The right budget for these economic times?
by Kate Griffiths
This is not an irresponsible budget, but it fails to fully reckon with the times.
It is a classic pre-election budget, with giveaways for middle Australia including tax cuts, energy bill relief, cheaper GP visits, and cheaper medicines. The budget partially calibrates for the times by delaying the biggest measure – the tax cuts – recognising that giving away too much too soon could risk reigniting inflation.
Carefully staged, broad cost of living measures are appropriate in these times because cost of living pressures have been widely felt in recent years.
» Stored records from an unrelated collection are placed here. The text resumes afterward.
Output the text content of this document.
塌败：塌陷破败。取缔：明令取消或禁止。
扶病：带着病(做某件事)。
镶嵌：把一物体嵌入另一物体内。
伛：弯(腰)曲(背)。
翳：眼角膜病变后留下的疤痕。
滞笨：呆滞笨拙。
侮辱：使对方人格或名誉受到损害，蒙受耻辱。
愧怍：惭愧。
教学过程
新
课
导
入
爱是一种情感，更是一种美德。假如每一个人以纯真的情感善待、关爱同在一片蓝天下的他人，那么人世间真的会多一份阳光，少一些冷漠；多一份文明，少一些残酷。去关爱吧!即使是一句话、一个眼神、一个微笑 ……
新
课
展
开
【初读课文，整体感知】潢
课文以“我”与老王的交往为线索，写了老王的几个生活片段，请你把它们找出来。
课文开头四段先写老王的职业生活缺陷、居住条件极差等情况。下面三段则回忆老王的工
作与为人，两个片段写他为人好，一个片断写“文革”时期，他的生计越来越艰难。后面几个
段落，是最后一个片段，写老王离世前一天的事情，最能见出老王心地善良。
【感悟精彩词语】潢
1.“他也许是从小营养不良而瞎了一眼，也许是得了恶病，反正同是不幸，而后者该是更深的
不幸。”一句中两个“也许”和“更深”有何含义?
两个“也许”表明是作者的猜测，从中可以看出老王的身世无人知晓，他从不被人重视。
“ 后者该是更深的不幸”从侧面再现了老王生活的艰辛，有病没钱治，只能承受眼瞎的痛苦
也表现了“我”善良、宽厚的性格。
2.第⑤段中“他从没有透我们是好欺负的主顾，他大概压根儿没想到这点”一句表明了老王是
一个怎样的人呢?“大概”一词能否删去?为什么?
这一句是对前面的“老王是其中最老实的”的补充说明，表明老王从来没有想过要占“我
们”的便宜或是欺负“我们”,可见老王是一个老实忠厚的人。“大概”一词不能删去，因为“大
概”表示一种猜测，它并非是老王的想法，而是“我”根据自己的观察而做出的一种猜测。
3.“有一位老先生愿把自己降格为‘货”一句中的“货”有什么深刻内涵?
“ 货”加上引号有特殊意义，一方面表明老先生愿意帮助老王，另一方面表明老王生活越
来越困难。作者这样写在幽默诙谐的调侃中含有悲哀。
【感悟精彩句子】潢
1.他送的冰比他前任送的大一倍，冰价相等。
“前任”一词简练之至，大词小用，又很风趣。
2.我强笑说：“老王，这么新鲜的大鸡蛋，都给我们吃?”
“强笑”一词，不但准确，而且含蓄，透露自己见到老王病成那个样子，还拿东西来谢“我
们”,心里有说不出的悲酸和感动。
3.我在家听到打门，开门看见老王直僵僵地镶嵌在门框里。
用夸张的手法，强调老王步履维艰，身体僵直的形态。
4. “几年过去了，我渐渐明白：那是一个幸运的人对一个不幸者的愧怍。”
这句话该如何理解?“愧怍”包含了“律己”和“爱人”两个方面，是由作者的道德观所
But this budget misses many opportunities to do it better.
It is particularly disappointing to see another tranche of tax cuts without tax reform. Tax reform remains one of the big thorny issues awaiting whoever wins the 2025 election. Tax cuts can be a way to soften necessary but difficult reforms. The government has just made the task harder by doing the easy bit with no strings attached.
Australia has made substantial progress in the fight against inflation, and the economy has reached a turning point, but globally turbulent times threaten this progress. Most of the risks from heightened global uncertainty are on the downside.
And while the global outlook is almost impossible to predict, Australia’s structural budget problem remains clear: government spending will be higher than revenue for the foreseeable future. Whether this is a budget that buys time for the hard conversations on tax and spending, or simply kicks the can down the road, is still to be seen.